Copyright Act amendments not apt for film and music

By Ameet Datta and Suvarna Mandal, Saikrishna & Associates

The amendments almost three years ago to the Copyright Act, 1957, are arguably among the most significant made to the act to date. The amendments not only radically altered how copyright ownership devolved but also included film and music industry centric provisions which, in effect, disallowed authors and composers from transferring or waiving a right to profit “equally” from the ongoing exploitation of their works, thus impeding contractual freedom.

Ameet Datta
Ameet Datta

It was clear at the outset that while the amendments impacted everyday transactions and ways of doing business, the success of the author centric changes depended on other provisions which were supposed to ensure that industry functioning was not obstructed. It now appears that provisions intended to streamline licensing administration and valuation remain ineffective on the ground, and the film and music industry and sectors which exploit film and music face exposure on account of gaps in the act and confusion arising due to varying interpretations of the extent of the royalty provisions.

Prior to the amendment which prevents authors and composers from assigning or waiving an “equal share” of royalties, the industry practice was to pay a one-time lump sum consideration as opposed to revenue share arrangements. The provision impairing, in effect, the ability of authors and composers to enter into contracts waiving their monetary rights under the act may be the only such provision in any statute worldwide.

While it would be incorrect to say that the amendments brought about immediate change in business models or practices in the media and entertainment industry, over the past two years contracting practices have been adjusted to incorporate royalty sharing provisions between producers/music labels and authors/composers. However, the infrastructure necessary for the effective collection of royalties is yet to be put into place for several reasons.

First, what has been criticized as “loose legislative language” has created confusion about the meaning of “equal share” in section 18 as opposed to “equal basis” in section 19, and also as to whether a single sum would be an adequate and equitable remuneration in compliance with the act. Further, since authors and composers continue to charge an up-front lump sum consideration (in addition to royalties), producers and music labels argue that the lump sum should either be done away with or “adjusted” against the royalties. This, they say, would allow them to recover their acquisition and marketing costs with the alternative spelling financial disaster. Music labels also complain that the royalty provisions practically do not allow for “downstream” lump sum-based licensing deals, effectively interfering with their ability to negotiate private arrangements.

Suvarna Mandal
Suvarna Mandal

Second, copyright societies – the collective licensing bodies which were intended to be the “vehicles” for royalty administration – have, as a result of the amendments, withdrawn from the government-mandated and regulated copyright society system under the act. This has been prompted largely by music labels, which drive the societies and are unhappy with the new system. This has led to a fragmentation of copyright administration and has adversely impacted both owners and users of copyright. The prevailing uncertainty has led to confusion as well as financial and legal exposure for broadcasters, digital content distributors, etc.

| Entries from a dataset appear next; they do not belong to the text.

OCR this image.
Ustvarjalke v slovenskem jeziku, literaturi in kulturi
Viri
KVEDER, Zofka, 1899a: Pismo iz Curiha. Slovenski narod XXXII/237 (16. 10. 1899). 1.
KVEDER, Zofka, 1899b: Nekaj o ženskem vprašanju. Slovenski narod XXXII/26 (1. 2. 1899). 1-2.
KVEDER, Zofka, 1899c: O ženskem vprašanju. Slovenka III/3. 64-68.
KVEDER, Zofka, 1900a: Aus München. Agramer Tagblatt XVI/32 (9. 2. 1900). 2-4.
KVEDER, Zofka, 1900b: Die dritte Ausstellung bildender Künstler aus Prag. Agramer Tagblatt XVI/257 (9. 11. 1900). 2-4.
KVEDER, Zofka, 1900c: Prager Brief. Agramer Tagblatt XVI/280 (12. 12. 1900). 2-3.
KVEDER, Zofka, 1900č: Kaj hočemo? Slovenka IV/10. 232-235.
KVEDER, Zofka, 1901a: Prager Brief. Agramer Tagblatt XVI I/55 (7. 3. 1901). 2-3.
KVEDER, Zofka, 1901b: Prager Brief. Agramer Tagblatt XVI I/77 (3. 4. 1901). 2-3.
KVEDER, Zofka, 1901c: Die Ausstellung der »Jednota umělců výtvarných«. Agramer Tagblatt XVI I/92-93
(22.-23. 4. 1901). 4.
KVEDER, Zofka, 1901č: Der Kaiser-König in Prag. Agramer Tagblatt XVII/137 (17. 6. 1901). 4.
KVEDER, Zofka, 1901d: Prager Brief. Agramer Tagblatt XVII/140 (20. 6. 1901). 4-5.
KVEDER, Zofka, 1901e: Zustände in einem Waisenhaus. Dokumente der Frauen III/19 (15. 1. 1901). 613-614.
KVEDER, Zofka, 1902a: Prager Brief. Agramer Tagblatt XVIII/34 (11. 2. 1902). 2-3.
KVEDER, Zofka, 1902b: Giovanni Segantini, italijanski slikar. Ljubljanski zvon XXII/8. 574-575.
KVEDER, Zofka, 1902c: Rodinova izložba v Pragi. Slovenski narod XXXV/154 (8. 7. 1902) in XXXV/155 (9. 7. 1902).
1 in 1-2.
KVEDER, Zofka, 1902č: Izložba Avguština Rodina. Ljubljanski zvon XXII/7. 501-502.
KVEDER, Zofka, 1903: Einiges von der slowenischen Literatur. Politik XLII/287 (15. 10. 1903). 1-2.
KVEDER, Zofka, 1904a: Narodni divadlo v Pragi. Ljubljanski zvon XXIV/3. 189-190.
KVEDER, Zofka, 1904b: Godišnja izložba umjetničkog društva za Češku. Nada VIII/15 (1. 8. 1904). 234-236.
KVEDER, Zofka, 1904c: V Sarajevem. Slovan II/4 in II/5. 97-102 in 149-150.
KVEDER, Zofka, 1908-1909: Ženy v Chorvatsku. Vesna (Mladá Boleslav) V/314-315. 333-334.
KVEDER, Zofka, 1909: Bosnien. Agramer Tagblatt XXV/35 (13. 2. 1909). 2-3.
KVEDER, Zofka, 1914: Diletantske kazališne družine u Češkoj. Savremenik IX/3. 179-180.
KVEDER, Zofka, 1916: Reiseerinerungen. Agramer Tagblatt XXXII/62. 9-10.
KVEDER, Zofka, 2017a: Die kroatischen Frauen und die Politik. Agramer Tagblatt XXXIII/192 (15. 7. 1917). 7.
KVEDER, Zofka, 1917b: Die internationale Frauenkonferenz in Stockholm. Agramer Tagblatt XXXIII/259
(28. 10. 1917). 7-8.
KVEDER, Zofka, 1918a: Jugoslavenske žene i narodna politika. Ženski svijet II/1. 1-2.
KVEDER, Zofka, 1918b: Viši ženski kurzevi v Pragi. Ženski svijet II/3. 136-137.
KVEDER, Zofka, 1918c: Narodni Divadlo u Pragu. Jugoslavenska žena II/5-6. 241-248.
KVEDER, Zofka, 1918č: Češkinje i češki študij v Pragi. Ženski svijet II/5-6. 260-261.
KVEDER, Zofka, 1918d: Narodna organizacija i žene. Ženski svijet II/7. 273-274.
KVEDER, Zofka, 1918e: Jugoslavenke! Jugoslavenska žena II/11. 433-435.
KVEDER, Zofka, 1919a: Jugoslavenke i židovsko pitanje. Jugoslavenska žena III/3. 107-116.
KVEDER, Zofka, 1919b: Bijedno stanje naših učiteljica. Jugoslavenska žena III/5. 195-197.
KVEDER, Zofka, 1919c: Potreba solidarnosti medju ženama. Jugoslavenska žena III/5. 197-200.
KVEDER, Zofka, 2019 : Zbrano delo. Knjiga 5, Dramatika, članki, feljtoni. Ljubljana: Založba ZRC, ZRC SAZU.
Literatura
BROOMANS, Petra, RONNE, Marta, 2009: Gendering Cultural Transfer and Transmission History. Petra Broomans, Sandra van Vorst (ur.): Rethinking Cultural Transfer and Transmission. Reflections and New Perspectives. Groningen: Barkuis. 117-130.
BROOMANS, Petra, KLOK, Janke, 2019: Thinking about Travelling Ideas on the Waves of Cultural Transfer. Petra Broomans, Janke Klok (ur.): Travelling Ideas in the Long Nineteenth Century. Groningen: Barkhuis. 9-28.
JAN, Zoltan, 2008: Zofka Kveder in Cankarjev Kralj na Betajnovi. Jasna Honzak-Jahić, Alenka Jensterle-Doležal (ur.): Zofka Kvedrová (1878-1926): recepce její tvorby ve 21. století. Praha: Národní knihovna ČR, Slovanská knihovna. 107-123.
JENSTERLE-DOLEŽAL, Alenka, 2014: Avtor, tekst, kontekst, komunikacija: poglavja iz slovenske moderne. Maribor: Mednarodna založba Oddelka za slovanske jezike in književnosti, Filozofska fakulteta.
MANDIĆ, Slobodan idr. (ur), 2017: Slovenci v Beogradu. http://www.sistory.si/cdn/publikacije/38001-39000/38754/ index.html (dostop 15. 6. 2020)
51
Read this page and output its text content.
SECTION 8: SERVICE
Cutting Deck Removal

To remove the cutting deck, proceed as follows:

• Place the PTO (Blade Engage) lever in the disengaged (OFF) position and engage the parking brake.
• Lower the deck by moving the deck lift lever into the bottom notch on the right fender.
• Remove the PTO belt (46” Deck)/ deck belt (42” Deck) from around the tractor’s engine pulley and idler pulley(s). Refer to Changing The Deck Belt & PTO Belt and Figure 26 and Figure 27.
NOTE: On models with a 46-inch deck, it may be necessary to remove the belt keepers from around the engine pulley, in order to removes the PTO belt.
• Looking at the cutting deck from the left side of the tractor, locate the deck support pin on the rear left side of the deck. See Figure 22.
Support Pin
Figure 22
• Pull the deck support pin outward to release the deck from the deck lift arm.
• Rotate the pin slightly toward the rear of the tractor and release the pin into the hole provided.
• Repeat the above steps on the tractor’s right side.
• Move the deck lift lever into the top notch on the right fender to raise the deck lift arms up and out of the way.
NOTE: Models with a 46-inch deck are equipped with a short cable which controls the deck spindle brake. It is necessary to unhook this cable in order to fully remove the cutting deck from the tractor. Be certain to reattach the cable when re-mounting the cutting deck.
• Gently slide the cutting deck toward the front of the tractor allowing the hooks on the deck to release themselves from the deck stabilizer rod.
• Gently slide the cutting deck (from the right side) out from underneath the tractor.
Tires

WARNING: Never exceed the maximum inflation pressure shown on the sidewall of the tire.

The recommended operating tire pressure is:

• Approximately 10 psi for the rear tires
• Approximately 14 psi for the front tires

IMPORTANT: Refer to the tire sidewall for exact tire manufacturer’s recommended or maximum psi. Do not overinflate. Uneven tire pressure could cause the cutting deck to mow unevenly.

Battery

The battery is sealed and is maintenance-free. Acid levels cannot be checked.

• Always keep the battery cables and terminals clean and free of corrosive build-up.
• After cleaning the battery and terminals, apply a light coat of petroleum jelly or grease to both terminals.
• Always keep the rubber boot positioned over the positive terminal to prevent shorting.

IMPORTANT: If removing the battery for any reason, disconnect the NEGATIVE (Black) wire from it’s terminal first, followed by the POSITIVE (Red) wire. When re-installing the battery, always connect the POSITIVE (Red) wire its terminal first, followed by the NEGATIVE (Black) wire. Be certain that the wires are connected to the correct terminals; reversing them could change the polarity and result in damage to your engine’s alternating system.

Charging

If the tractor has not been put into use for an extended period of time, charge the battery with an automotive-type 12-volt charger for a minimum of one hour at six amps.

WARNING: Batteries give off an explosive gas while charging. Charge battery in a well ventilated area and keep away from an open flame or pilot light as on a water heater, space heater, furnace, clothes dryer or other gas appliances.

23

Third, the amendments envisaged that a strengthened Copyright Board would be constituted to enable broadcasting companies to access statutory licences. The expectation was that the board would fix statutory licence tariffs for broadcast of music across the radio and TV sectors. The inexplicable delay by the government to constitute the board has left broadcasters remediless and at the mercy of wildly fluctuating and apparently illogical valuations for use of music. Moreover, it is unlikely that the board will be constituted anytime soon since its constitutional validity has been challenged in various court cases.

Fourth, a lack of clarity on whether the amendments apply retrospectively has exposed users of music to potential civil and criminal liabilities. Producers and music labels argue that to require payments now for exploitation of works assigned 20 years ago would adversely impact the industry. One view, which is yet to be tested in a court, is that the amendments have “retroactive effect”, i.e. while they are not retrospective in nature, royalties would be payable if a work assigned prior to the amendments is exploited after the commencement of the amended act.

It is safe to say that almost three years after the amendments came into force, the film and music provisions are yet to deliver useful results. The Copyright (Amendment) Act, 2012, has been challenged by various affected parties in writ petitions before Delhi High Court, Bombay High Court and more recently Calcutta High Court and it is hoped that judicial pronouncements in such cases will clarify the legislative intent.

Ameet Datta is a partner at Saikrishna & Associates, where Suvarna Mandal is an associate. The views expressed in this article are personal.